En tanto, las comunidades musulmanes del país no están de acuerdo con ese enfoque de los Museveni. Este clan gobierna la nación desde 1986 y sigue, a rajatablas, los vínculos estrechos entre un número de fuerzas políticas y militares ugandesas con Israel que tuvieron auge en las décadas de 1960 y 1970, pero cuyos lazos históricos se remontan a Theodor Herzl y VI Congreso Sionista (de 1903) cuando un número de representantes sionistas eligió a Uganda como territorio para instalar el Estado de Israel.
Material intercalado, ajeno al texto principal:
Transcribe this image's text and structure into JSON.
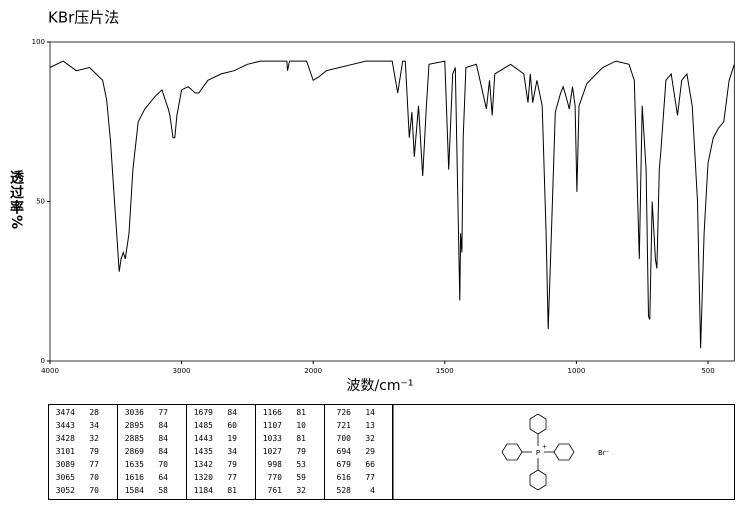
{
  "chart_data": {
    "type": "line",
    "title": "KBr压片法",
    "x_label": "波数/cm⁻¹",
    "y_label": "透过率%",
    "color": "#000000",
    "xlim": [
      4000,
      400
    ],
    "xticks": [
      4000,
      3000,
      2000,
      1500,
      1000,
      500
    ],
    "ylim": [
      0,
      100
    ],
    "yticks": [
      0,
      50,
      100
    ],
    "x": [
      4000,
      3900,
      3800,
      3700,
      3650,
      3600,
      3570,
      3540,
      3510,
      3490,
      3474,
      3460,
      3443,
      3428,
      3400,
      3370,
      3330,
      3280,
      3200,
      3150,
      3101,
      3089,
      3065,
      3052,
      3036,
      3000,
      2950,
      2895,
      2885,
      2869,
      2800,
      2700,
      2600,
      2500,
      2400,
      2300,
      2200,
      2195,
      2180,
      2100,
      2050,
      2000,
      1980,
      1950,
      1900,
      1850,
      1800,
      1700,
      1679,
      1660,
      1650,
      1635,
      1625,
      1616,
      1600,
      1584,
      1570,
      1560,
      1500,
      1485,
      1470,
      1460,
      1443,
      1440,
      1435,
      1430,
      1420,
      1380,
      1342,
      1330,
      1320,
      1310,
      1250,
      1200,
      1184,
      1175,
      1166,
      1150,
      1130,
      1115,
      1107,
      1095,
      1080,
      1060,
      1050,
      1033,
      1027,
      1015,
      1005,
      998,
      990,
      960,
      900,
      850,
      800,
      780,
      770,
      761,
      750,
      735,
      726,
      721,
      712,
      700,
      694,
      685,
      679,
      660,
      640,
      616,
      600,
      580,
      560,
      540,
      528,
      515,
      500,
      480,
      460,
      440,
      420,
      400
    ],
    "values": [
      92,
      94,
      91,
      92,
      90,
      88,
      82,
      69,
      50,
      38,
      28,
      32,
      34,
      32,
      40,
      60,
      75,
      79,
      83,
      85,
      79,
      77,
      70,
      70,
      77,
      85,
      86,
      84,
      84,
      84,
      88,
      90,
      91,
      93,
      94,
      94,
      94,
      91,
      94,
      94,
      94,
      88,
      89,
      91,
      92,
      93,
      94,
      94,
      84,
      94,
      94,
      70,
      78,
      64,
      80,
      58,
      80,
      93,
      94,
      60,
      90,
      92,
      19,
      40,
      34,
      70,
      92,
      93,
      79,
      88,
      77,
      90,
      93,
      90,
      81,
      90,
      81,
      88,
      80,
      40,
      10,
      40,
      78,
      84,
      86,
      81,
      79,
      86,
      80,
      53,
      80,
      87,
      92,
      94,
      93,
      88,
      59,
      32,
      80,
      60,
      14,
      13,
      50,
      32,
      29,
      60,
      66,
      88,
      90,
      77,
      88,
      90,
      80,
      50,
      4,
      40,
      62,
      70,
      73,
      75,
      88,
      93
    ]
  },
  "peak_table": {
    "columns": [
      [
        [
          3474,
          28
        ],
        [
          3443,
          34
        ],
        [
          3428,
          32
        ],
        [
          3101,
          79
        ],
        [
          3089,
          77
        ],
        [
          3065,
          70
        ],
        [
          3052,
          70
        ]
      ],
      [
        [
          3036,
          77
        ],
        [
          2895,
          84
        ],
        [
          2885,
          84
        ],
        [
          2869,
          84
        ],
        [
          1635,
          70
        ],
        [
          1616,
          64
        ],
        [
          1584,
          58
        ]
      ],
      [
        [
          1679,
          84
        ],
        [
          1485,
          60
        ],
        [
          1443,
          19
        ],
        [
          1435,
          34
        ],
        [
          1342,
          79
        ],
        [
          1320,
          77
        ],
        [
          1184,
          81
        ]
      ],
      [
        [
          1166,
          81
        ],
        [
          1107,
          10
        ],
        [
          1033,
          81
        ],
        [
          1027,
          79
        ],
        [
          998,
          53
        ],
        [
          770,
          59
        ],
        [
          761,
          32
        ]
      ],
      [
        [
          726,
          14
        ],
        [
          721,
          13
        ],
        [
          700,
          32
        ],
        [
          694,
          29
        ],
        [
          679,
          66
        ],
        [
          616,
          77
        ],
        [
          528,
          4
        ]
      ]
    ]
  },
  "structure": {
    "center": "P",
    "charge": "+",
    "counter_ion": "Br⁻"
  }
}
Esta iniciativa fue dejada de lado, más tarde, en 1905, por la intervención de otros sionistas cuando Herlz ya estaba muerto (falleció en 1904).
La élite gobernante de Kampala también se destaca por recibir a migrantes que son expulsados de Israel y los Estados Unidos y promociona la imagen (errónea) de que ha comenzado una nueva edad dorada para el país, pero no reconoce que coacciona y reprime a la oposición política.
Por ejemplo, uno de los líderes opositores, Robert Kyagulani, que es un cantante pop más conocido como Bobi Wine, tuvo que salir secretamente del país para continuar su lucha desde el extranjero por temor a ser asesinado por el oficialismo, después de que denunciara que se produjo un fraude electoral, en las últimas elecciones presidenciales que se celebraron el 15 de enero (El clan Museveni informó que obtuvo el 75% de los votos emitidos y que, por eso, seguía al frente del manejo del estado).